You know, really, this could save us a lot of money in the legislative branch - no more need to worry about creating or modifying laws once we enact this.

But I fear the cost of enforcing and interpreting these ten new laws may be pretty high for the executive and judicial branches.

Thomas said...

I would take the third commandment to also mean you can't say things like "God told me to invade Iraq" or "God hates gays."

And I think there's a loophole in #7 in that it doesn't rule out polygamy, if you want to.

The fourth one means I have to work six days a week instead of five, so I'm pretty sure that one was just a suggestion (or maybe a typo). At any rate, it mentions aliens, so this one wouldn't apply to Arizona.

Ron Davison said...

Ben,
good point about the legislative costs. We could probably do away with a representative assembly and simply have a king. A divinely appointed one, of course, which suggests that the judicial costs don't have to be so very high. We might not even need lawyers.

Thomas,
you're starting to sound like one of those activist judges or secular lawyers.
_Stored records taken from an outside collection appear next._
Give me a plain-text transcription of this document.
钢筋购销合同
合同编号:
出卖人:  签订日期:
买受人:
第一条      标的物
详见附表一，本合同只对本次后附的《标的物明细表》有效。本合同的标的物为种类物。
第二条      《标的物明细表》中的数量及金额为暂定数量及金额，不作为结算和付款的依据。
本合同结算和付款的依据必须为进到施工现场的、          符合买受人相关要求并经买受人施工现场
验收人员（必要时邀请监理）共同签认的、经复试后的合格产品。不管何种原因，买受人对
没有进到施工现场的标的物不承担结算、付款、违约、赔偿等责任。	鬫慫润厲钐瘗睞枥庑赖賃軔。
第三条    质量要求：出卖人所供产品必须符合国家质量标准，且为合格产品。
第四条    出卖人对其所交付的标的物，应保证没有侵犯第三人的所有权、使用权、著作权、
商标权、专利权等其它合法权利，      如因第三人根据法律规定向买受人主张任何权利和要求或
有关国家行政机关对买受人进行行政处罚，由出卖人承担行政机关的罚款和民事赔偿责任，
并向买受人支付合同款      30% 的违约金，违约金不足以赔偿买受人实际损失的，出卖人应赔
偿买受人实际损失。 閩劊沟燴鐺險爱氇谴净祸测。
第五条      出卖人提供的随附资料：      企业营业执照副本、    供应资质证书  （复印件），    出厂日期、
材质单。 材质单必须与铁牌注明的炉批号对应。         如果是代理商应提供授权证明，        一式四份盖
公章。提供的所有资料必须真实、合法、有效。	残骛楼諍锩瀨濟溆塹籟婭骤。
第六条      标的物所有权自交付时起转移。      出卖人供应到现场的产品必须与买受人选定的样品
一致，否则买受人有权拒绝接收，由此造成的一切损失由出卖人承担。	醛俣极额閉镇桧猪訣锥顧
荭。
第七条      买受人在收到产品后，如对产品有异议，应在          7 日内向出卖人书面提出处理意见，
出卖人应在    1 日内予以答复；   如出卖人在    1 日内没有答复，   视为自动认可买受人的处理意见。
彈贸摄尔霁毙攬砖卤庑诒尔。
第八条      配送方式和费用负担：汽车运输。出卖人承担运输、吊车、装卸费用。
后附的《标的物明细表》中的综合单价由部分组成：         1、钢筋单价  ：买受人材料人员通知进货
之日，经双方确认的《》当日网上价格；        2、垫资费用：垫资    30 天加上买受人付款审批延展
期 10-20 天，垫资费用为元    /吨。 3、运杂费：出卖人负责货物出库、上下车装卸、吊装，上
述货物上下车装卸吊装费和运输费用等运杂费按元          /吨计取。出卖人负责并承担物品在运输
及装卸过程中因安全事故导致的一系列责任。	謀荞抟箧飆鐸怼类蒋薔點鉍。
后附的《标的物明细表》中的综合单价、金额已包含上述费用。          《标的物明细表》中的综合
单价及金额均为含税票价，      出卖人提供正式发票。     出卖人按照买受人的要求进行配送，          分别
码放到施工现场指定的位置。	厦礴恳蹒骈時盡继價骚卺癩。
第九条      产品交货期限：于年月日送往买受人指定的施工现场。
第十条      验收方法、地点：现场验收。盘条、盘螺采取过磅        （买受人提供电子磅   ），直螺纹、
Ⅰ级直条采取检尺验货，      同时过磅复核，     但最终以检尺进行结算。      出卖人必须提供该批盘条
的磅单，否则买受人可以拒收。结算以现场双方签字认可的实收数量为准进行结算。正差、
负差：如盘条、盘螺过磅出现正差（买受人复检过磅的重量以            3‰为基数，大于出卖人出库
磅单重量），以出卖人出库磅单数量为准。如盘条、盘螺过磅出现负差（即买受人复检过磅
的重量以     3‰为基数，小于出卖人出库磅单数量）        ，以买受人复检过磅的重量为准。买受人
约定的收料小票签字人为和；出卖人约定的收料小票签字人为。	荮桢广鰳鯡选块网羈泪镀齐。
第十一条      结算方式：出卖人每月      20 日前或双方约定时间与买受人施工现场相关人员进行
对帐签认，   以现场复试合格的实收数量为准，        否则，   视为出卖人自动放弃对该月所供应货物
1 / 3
The point is not to quibble over these very clear laws.

nunya said...

Thanks for this post, I thoroughly enjoyed it.

gabby57 said...

Given how the Left an Right seem to have turned their respective parties into pseudo-religions, will #2 mean the "Jack Ass" and "Dumbo" will have to be discarded?

Damon said...

hmm. to be honest...most of these seem reasonable to me! give or take some minor societal adjustments, I think Sarah's not completely insane on this particular count :)

I just wish it would be a standard set by people everywhere in their hearts, not by their governments.

David said...

Good thought Damon. While I love Ron's humor there is some merit to these commandments and to Sarah's advice to apply them to our everyday lives. She's mostly insane though but still could have done a better job than Barry is doing.